Update: And then there’s Mr John Taylor (1928-2008). He featured in Margaret Sparrow’s book Abortion Then and Now: New Zealand Abortion Stories from 1940 to 1980 from which the info below is taken. He was a consultant obstetrician and gynaecologist who played a key role in setting up and providing abortion services for Auckland. Apparently of more importance than this work to the obituary writers was the powerboat speed record he set and the money he raised for the Coast Guard (sorry for poor quality of linked PDF, we can’t find this online). The headline read: Surgery propelled doctor to full speed‘ and they managed to write the obituary without once mentioning the word abortion. Here are some excerpts from “Abortion Then and Now” to flesh out the record (Taylor was interviewed in 2006, and the transcript takes up about 4 pages of the book):

“While at National Women’s there was one particular case that had a lasting impact on me. In October 1957 a lovely young lady was admitted to National Women’s Hospital where I was the registrar in the ‘C’ Team. She had been languishing in bed getting more and more ill, and came in with a high temperature of about 104 degrees. She had been too scared to present to anybody for medical help. As it transpired she had been to an illegal abortionist, and the uterus had been only partially emptied of a 12-week pregnancy. … To make a long story short, after we had worked desperately with her for about 10 days, she died. … I was severely affected by this tragedy, and I think it influenced the rest of my career in O&G.”
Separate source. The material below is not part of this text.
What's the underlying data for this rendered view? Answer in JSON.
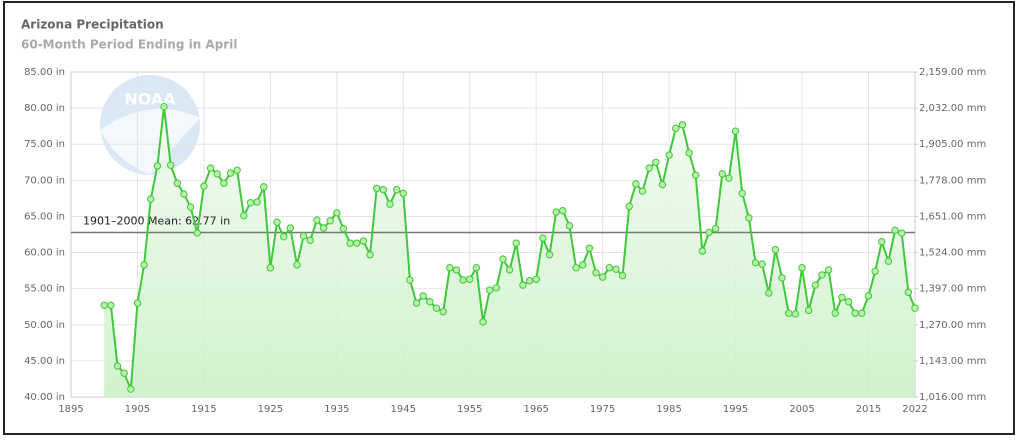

“With respect to my professional colleagues at the time, I suppose I felt more strongly than they did. Some of the senior consultants on ‘C’ Team  believed that if the grounds were mental health then you needed to get a psychiatric opinion to confirm that. That idea never appealed to me. I just thought it was a total farce to engage a fully qualified specialist psychiatrist on an abortion case. Our team was doing abortions if there was a psychiatrist who would say the person was likely to suffer a severe depression.

Women had to go before a panel of three consultants, set up by the hospital to deal with requests for abortion. I remember when I’d only just been appointed as a very junior consultant forming part of a panel  with two very senior gynaecologists. The other two said to me “Of course there’s no way this woman will be psychiatrically affected. What do you think?” and I said, “I just can’t agree with you I’m sorry.” They said “Well the vote is two to one,” so that was the end of it. That showed they felt just as strongly as I did but in keeping with their own conservative views. I said “There’s got to be a better way. This is just untenable.”

“When I set up my specialist practice I included abortion services as part of women’s health care.” (John Taylor was asked to help set up an abortion service in Auckland — Epsom Day clinic — which he did.)

“After my involvement in the Epsom Day Hospital became known, SPUC used to protest outside our home when we had young children. It was pretty tough on the kids to have these banners and so on. My car used to be attacked, and graffitied and tyres let down. They’d put stickers on the front and back windows – ‘Baby Killer’ – and all that kind of thing…”

“I believe the law must allow for termination for a woman who finds herself profoundly desperate with an unplanned and unwanted pregnancy. I realise I may sound old-fashioned and not in full accord with ALRANZ’s viewpoint, but I’ve always believed the present law isn’t too bad because it allows for termination on the grounds of mental health.”

“I am convinced that total control over her fertility is a woman’s right.”